A 1.187 m de altura acima do nível do mar, a província argentina concilia o pulsante charme de sua capital ao alegre ritmo das peñas e a idílicas aventuras pelos Andes.
Por Fabíola Musarra
Situada aos pés da Cordilheira dos Andes, a província de Salta, no noroeste da Argentina, é chamada carinhosamente de “La linda” (a linda) por seus moradores. Não é à toa. Permeada por verdes vales e montanhas consideradas sagradas, a província abriga a belíssima arquitetura colonial da capital homônima, gastronomia de primeira e intensa vida cultural, resultado de um intrigante mix de costumes e tradições formados a partir de suas origens indígenas e de contribuições do colonizador espanhol e de imigrantes italianos e árabes, sobretudo sírios e libaneses.
Parte dessa instigante cultura pode ser testemunhada nas festas populares que acontecem nos vilarejos de Salta o ano todo. Em fevereiro, por exemplo, Cafayate é embalada por um festival folclórico que reúne músicos regionais. Dois meses depois, a capital da província recebe o Abril Cultural Saltenho (festejado em homenagem à fundação da província, em 16 de abril de 1582) e o Concurso das Empanadas (julho).
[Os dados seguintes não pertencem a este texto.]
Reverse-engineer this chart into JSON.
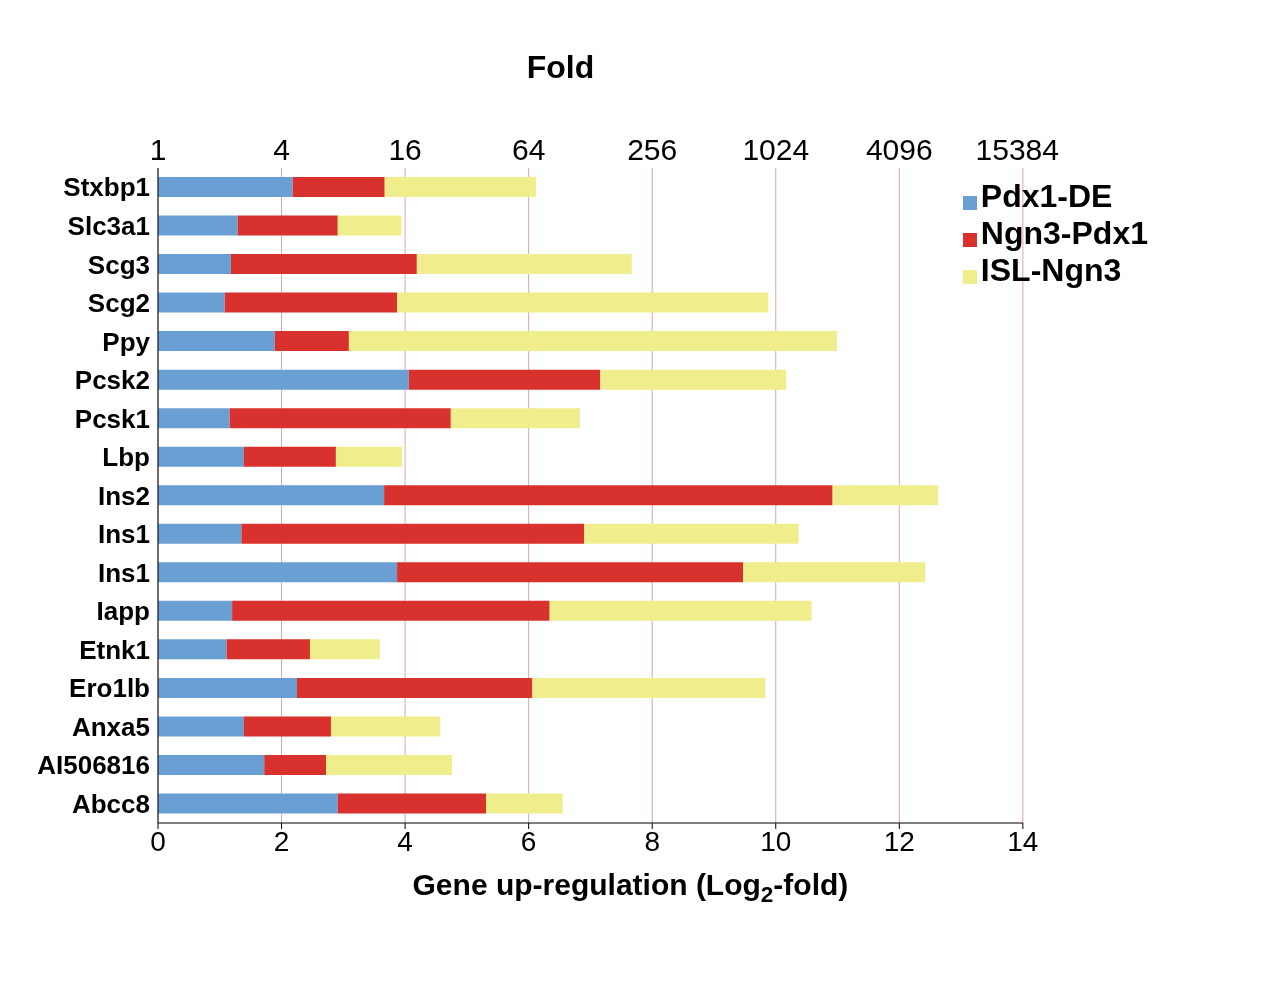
{
  "chart_data": {
    "type": "bar",
    "orientation": "horizontal",
    "stacked": true,
    "x2label": "Fold",
    "xlabel": "Gene up-regulation  (Log$_{2}$-fold)",
    "categories": [
      "Stxbp1",
      "Slc3a1",
      "Scg3",
      "Scg2",
      "Ppy",
      "Pcsk2",
      "Pcsk1",
      "Lbp",
      "Ins2",
      "Ins1",
      "Ins1",
      "Iapp",
      "Etnk1",
      "Ero1lb",
      "Anxa5",
      "AI506816",
      "Abcc8"
    ],
    "series": [
      {
        "name": "Pdx1-DE",
        "color": "#6a9fd4",
        "values": [
          2.18,
          1.29,
          1.18,
          1.08,
          1.89,
          4.06,
          1.16,
          1.39,
          3.66,
          1.35,
          3.87,
          1.2,
          1.11,
          2.25,
          1.39,
          1.72,
          2.91
        ]
      },
      {
        "name": "Ngn3-Pdx1",
        "color": "#d9312d",
        "values": [
          1.49,
          1.62,
          3.01,
          2.79,
          1.2,
          3.1,
          3.58,
          1.49,
          7.26,
          5.55,
          5.6,
          5.14,
          1.35,
          3.81,
          1.41,
          1.0,
          2.4
        ]
      },
      {
        "name": "ISL-Ngn3",
        "color": "#f0ee8c",
        "values": [
          2.45,
          1.03,
          3.48,
          6.01,
          7.9,
          3.01,
          2.09,
          1.07,
          1.71,
          3.47,
          2.95,
          4.24,
          1.13,
          3.77,
          1.77,
          2.04,
          1.24
        ]
      }
    ],
    "xlim": [
      0,
      14
    ],
    "xticks": [
      0,
      2,
      4,
      6,
      8,
      10,
      12,
      14
    ],
    "x2lim": [
      1,
      16384
    ],
    "x2ticks": [
      1,
      4,
      16,
      64,
      256,
      1024,
      4096,
      15384
    ],
    "log": "x2",
    "grid": "x",
    "legend": "top right"
  }
}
Mas é em San Antonio de los Cobres, no centro-oeste da província, que no início de agosto acontece uma de suas mais tradicionais manifestações: a Festa Nacional da Pachamama (mãe-terra), uma celebração herdada dos incas e fortemente arraigada nas comunidades indígenas.
Novembro é a vez da Festa da Tradição nos vilarejos de La Candelaria e Campo Quijano. Com desfile de gaúchos (os peões camponeses da região) e carroças, os dois povoados também são palco de corridas de cavalo. Enquanto isso, a cidade de Salta promove um festival de música folclórica.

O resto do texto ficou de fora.